Page MenuHomePhabricator

API query for template usage involving multiple titles and namespace filter times out
Closed, ResolvedPublic

Description

Author: carnildo

Description:
An API query on multiple titles for template usage with a namespace restriction gets an HTTP timeout.

Steps to reproduce:

Visit the URL http://en.wikipedia.org/w/api.php?action=query&format=xml&prop=templates&tlnamespace=10&titles=User:Carnildo/sandbox3|User:Carnildo/sandbox6

Removing either the "tlnamespace" term or either of the titles eliminates the error.

Expected result:

<?xml version="1.0" encoding="utf-8"?><api><query><pages><page pageid="9945938" ns="2" title="User:Carnildo/sandbox3" /><page pageid="16027416" ns="2" title="User:Carnildo/sandbox6"><templates><tl ns="10" title="Template:Administrators&#039; noticeboard navbox" /><tl ns="10" title="Template:Archiveline" /><tl ns="10" title="Template:Editabuselinks" /><tl ns="10" title="Template:Nowrap" /><tl ns="10" title="Template:Nowrap begin" /><tl ns="10" title="Template:Nowrap end" /><tl ns="10" title="Template:Purge" /><tl ns="10" title="Template:Shortcut" /><tl ns="10" title="Template:Tnavbar" /><tl ns="10" title="Template:•w" /><tl ns="10" title="Template:•wrap" /></templates></page></pages></query></api>

Actual result:

504 Gateway Timeout


Version: unspecified
Severity: normal

Details

Reference
bz14102

Event Timeline

bzimport raised the priority of this task from to Medium.Nov 21 2014, 10:08 PM
bzimport set Reference to bz14102.

Looks like this should be fast, not sure why it is slow.

Maybe this is another insane index choice, it may be scanning the (namespace, title, from) index and filesorting...

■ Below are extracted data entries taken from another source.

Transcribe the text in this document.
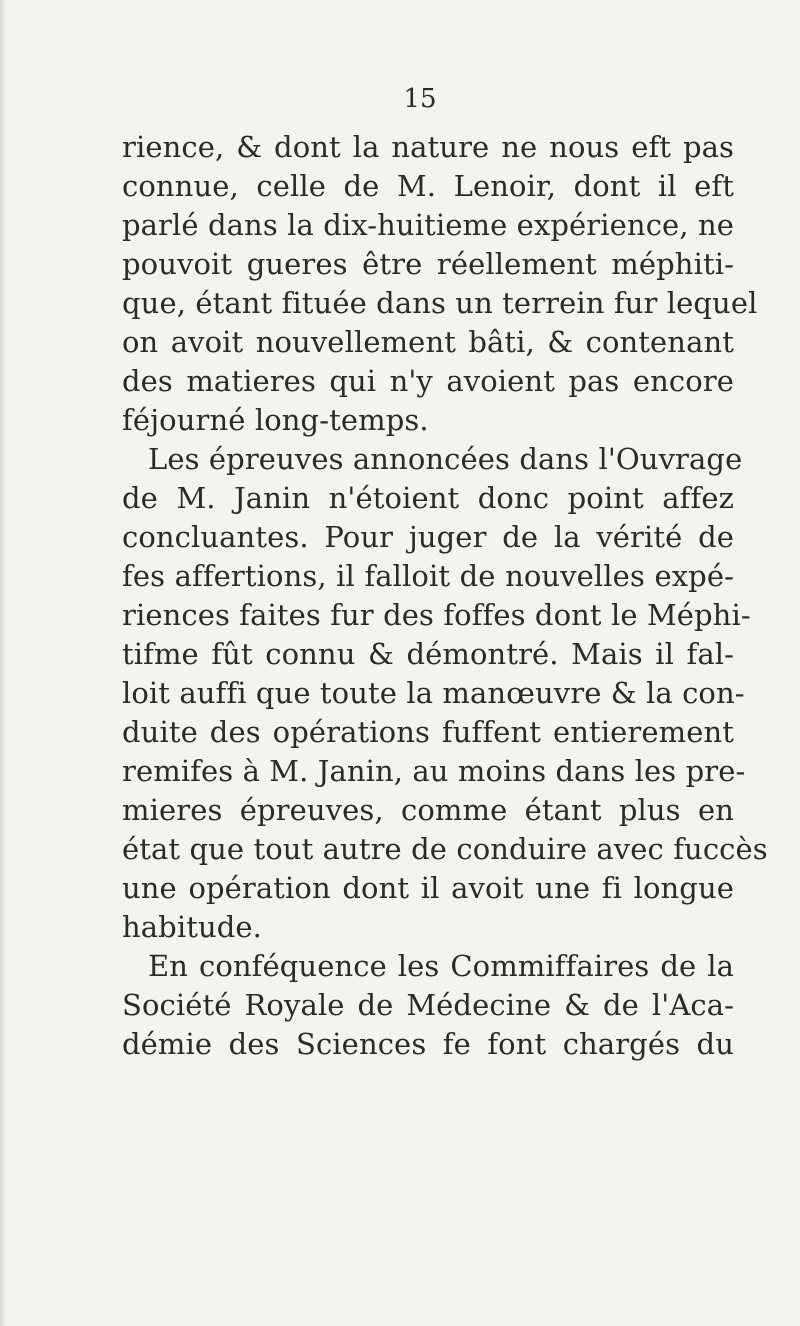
15
rience, & dont la nature ne nous eft pas
connue, celle de M. Lenoir, dont il eft
parlé dans la dix-huitieme expérience, ne
pouvoit gueres être réellement méphiti-
que, étant fituée dans un terrein fur lequel
on avoit nouvellement bâti, & contenant
des matieres qui n'y avoient pas encore
féjourné long-temps.
Les épreuves annoncées dans l'Ouvrage
de M. Janin n'étoient donc point affez
concluantes. Pour juger de la vérité de
fes affertions, il falloit de nouvelles expé-
riences faites fur des foffes dont le Méphi-
tifme fût connu & démontré. Mais il fal-
loit auffi que toute la manœuvre & la con-
duite des opérations fuffent entierement
remifes à M. Janin, au moins dans les pre-
mieres épreuves, comme étant plus en
état que tout autre de conduire avec fuccès
une opération dont il avoit une fi longue
habitude.
En conféquence les Commiffaires de la
Société Royale de Médecine & de l'Aca-
démie des Sciences fe font chargés du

Not having this doing the query on TS

It's using the correct index, it just doesn't like it when you do:

SELECT stuff FROM templatelinks WHERE tl_title IN ('98', '107) AND tl_namespace=0 ORDER BY tl_from, tl_namespace, tl_title

It doesn't like the fact that you're sorting by tl_namespace while it's a constant in the WHERE clause. Dropping tl_namespace from the ORDER BY (it's pointless anyway) fixes that. The same happens for tl_title when there's only one title.

Fixed in r34720

(In reply to comment #4)

It's using the correct index, it just doesn't like it when you do:

SELECT stuff FROM templatelinks WHERE tl_title IN ('98', '107) AND
tl_namespace=0 ORDER BY tl_from, tl_namespace, tl_title

It doesn't like the fact that you're sorting by tl_namespace while it's a
constant in the WHERE clause. Dropping tl_namespace from the ORDER BY (it's
pointless anyway) fixes that. The same happens for tl_title when there's only
one title.

Fixed in r34720

If you say X = 'a' and sort by X,Y that shouldn't go that slow, unless there is a bug. Also, I did the two part query on TS myself, and it was fast (only like 9 results). If it was using the right index, it should be fast. The query took like an hour according to profiling, which strongly suggests wrong index usage. I hope the ORDER BY tweak avoids that perhaps.

"If you say X = 'a' and sort by X,Y that shouldn't go that slow". Of course, I meant to also say "in comparison to sorting by Y only".

(In reply to comment #5)

If you say X = 'a' and sort by X,Y that shouldn't go that slow, unless there is
a bug. Also, I did the two part query on TS myself, and it was fast (only like
9 results). If it was using the right index, it should be fast. The query took
like an hour according to profiling, which strongly suggests wrong index usage.
I hope the ORDER BY tweak avoids that perhaps.

I know that. Anyway, MySQL behaves very stupidly and insists on filesorting when it encounters pl_namespace twice. According to my EXPLAINs, WHERE pl_namespace=0 ORDER BY pl_from, pl_namespace, pl_title filesorts, but omitting pl_namespace from the ORDER BY doesn't. The right index (pl_from, pl_namespace, pl_title) is automatically picked. If this query still has issues after the server sync, we probably need to force the index.

Even if all it was doing was using the pl_from part of the right index, doing a WHERE and a filesort, it should still be fast since it was only for those two pages, and they didn't seem to have any huge link lists. I'm still inclined that it was doing the wrong index in this case, as nothing else seems to explain the slowness.

I'll add a FORCE INDEX just to be sure.